Hunger from chocolate is probably just the carb content... plus, chocolate is tasty and that could stimulate feeding centers in the brain; there is a link between beta endorphin release and insulin release. Chocolate stimulates beta endorphin. Coffee does as well, which is why people tend to feel calm and satisfied after a coffee (it's not the dopamine, it's the endorphin).

According to the link above, opioid-mediated feeding plays a big role in "emotional eating". Any eating that is done after stress: fasting, starving, or non-food stress produces a big opioid response to food, which in turn causes insulin release.

Predictable and monotonous feeding disengages the opioid system, which may have something to do with the theory that eating bland food regularly is slimming (e.g. shangrila diet).

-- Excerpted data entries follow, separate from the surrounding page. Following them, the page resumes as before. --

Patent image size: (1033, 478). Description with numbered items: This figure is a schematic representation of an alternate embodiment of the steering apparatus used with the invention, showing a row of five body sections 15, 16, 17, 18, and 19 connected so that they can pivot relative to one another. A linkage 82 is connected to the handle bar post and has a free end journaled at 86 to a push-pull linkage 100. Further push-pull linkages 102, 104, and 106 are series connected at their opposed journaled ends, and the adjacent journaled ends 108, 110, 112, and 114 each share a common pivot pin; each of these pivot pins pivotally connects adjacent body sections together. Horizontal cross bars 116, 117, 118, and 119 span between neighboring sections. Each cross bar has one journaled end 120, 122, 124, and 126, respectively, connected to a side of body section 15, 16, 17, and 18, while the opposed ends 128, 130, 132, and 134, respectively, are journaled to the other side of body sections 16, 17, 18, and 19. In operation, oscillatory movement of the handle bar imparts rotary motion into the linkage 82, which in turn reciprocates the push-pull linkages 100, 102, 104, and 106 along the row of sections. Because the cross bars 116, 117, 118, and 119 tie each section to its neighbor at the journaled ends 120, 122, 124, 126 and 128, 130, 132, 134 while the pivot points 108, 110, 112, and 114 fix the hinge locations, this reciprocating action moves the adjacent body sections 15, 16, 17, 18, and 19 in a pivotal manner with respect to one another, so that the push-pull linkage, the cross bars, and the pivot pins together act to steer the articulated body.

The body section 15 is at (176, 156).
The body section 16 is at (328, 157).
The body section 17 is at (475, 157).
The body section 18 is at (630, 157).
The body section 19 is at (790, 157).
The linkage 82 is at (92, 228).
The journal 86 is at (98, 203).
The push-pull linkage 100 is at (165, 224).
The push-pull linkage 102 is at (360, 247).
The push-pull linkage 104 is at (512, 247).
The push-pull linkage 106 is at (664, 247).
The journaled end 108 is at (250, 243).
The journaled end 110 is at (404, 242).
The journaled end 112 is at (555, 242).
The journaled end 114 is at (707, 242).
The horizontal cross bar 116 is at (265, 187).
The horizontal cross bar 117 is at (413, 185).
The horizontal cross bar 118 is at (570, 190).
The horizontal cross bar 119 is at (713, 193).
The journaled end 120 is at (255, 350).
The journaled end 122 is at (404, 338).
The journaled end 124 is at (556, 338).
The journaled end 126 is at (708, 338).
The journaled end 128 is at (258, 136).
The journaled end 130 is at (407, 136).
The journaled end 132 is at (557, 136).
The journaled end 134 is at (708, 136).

For a lot of women who hate protein and low carb foods, perhaps the diet works for this reason too (because the low carb food, for them, is monotonous and predictable whereas their usual feeding habits are to eat unpredictably and of very enjoyable food). I can't help but notice a lot of dieters have an innate fear of enjoyable flavorful food (e.g. splenda and chocolate) and I wonder if it is because their weight gain and eating is more mediated by the opioid induced insulin secretion?

marco said...

Dark chocolate (72% or 85%) makes my 2 y.o. daughter SNEEZE.
Very immediate reaction.

Whenever she has a little piece of chocolate she sneezes.
Always.
Even with the purest type.

Higher the cocoa in the chocolate, more immediate and stronger the reaction.

I read about a lot of people suffering from this on the web.

Allergy to theobromine?
Sort of "photic sneeze reflex"?

Anyone else has this problem?

Has Squiggs ever had this reaction, Peter?

Lauren said...

I have a question Peter. Since you have a scientific background and can look at scientific studies with a trained eye, will you please see what you can find regarding agave nectar (Agave Tequilana/Azul Tequilana)? It seems to be the "it" sweetener right now in the U.S. with vegans and those seeking a low-glycemic "natural" alternative to white sugar and honey. What's your take on agave's physiological impact? What about the high concentration of fructose in agave, and its long term effects on the human body? I've found only one study on PubMed talking about it.

Thanks for any info!

Anna said...

Lauren,

Good for you for inquiring about the latest darling of the "natural" sweetener world, agave syrup. I find the high % of fructose in agave syrup/nectar alarming and worthy of caution, to say the least (wikipedia says some brands are as much 92% fructose!). I like to think of agave syrup as an even faster method of producing human foie gras (fatty liver) than HFCS.. hee-hee.

Peter said...

Hi Lauren,

Have to agree with Anna, Agave syrup makes HFCS look like a health food!

Despite possible minor exceptions fructose is fructose is fructose, and it's bad...

Peter

Peter said...

Hi Gunther,

No time to read the dairy links yet but on the list...

Re chocolate I rather like the idea that any appetite increase comes from the inhibition of the break down of endocanabinoids.

May not be the correct answer but I like it!

Re allergy to chocolate Marco, no, no problems from Squiggs on that front. More problems with impetigo which seems to be triggered by salicylates, blackberries and raspberries (his favourites) seem to be a trigger...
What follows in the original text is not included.